Personal information
- Full name: Iker Unzueta Arregui
- Date of birth: 4 August 1998 (age 27)
- Place of birth: Abadiño, Spain
- Height: 1.81 m (5 ft 11 in)
- Position: Forward

Team information
- Current team: Mirandés

Youth career
- Abadiño

Senior career*
- Years: Team / Apps / (Gls)
- 2017–2019: Durango B
- 2018–2020: Durango / 45 / (5)
- 2020–2022: Amorebieta / 51 / (8)
- 2022–2023: Logroñés / 37 / (13)
- 2023–2024: Vizela / 2 / (0)
- 2024: → Amorebieta (loan) / 20 / (5)
- 2024–2025: Huesca / 26 / (1)
- 2025–2026: Lugo / 37 / (11)
- 2026–: Mirandés / 0 / (0)

= Iker Unzueta =

Spanish footballer

Iker Unzueta Arregui (born 4 August 1998) is a Spanish professional footballer who plays as a forward for CD Mirandés.

==Club career==
Born in Abadiño, Biscay, Basque Country, Unzueta joined SCD Durango in 2017, from hometown side Abadiño KE. Initially assigned to the reserves in the regional leagues, he also appeared in four matches for the first team during the campaign, achieving promotion from Tercera División.
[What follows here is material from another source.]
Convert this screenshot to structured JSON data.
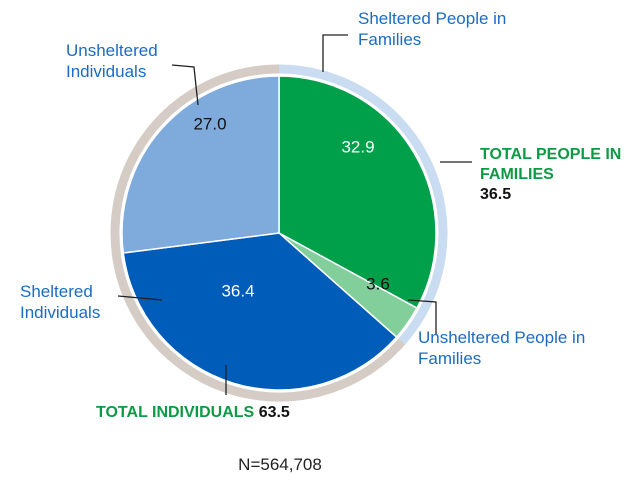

Unzueta was definitely promoted to the first team in July 2019, after Durango's relegation back to the fourth tier. Roughly one year later, he signed for Segunda División B side SD Amorebieta, featuring regularly as his side achieved a first-ever promotion to Segunda División at the end of the season.

Unzueta made his professional debut on 14 August 2021, starting in a 0–2 away loss against Girona FC. He scored his first professional goal on 3 November, netting his team's third in a 4–1 home routing of Real Valladolid.

In August 2022, Unzueta signed for Primera Federación club SD Logroñés. He scored a career-best 13 goals during the campaign, as his side finished ninth.

On 3 June 2023, Primeira Liga side FC Vizela announced the signing of Unzueta on a two-year contract. In January 2024, he returned to Amorebieta on loan until the end of the season.

On 28 August 2024, Unzueta agreed to a two-year deal with SD Huesca also in the second division. He was released by the club the following 12 August, and signed for third division side CD Lugo just hours later.

On 15 July 2026, Unzueta moved to CD Mirandés also in division three on a one-year contract.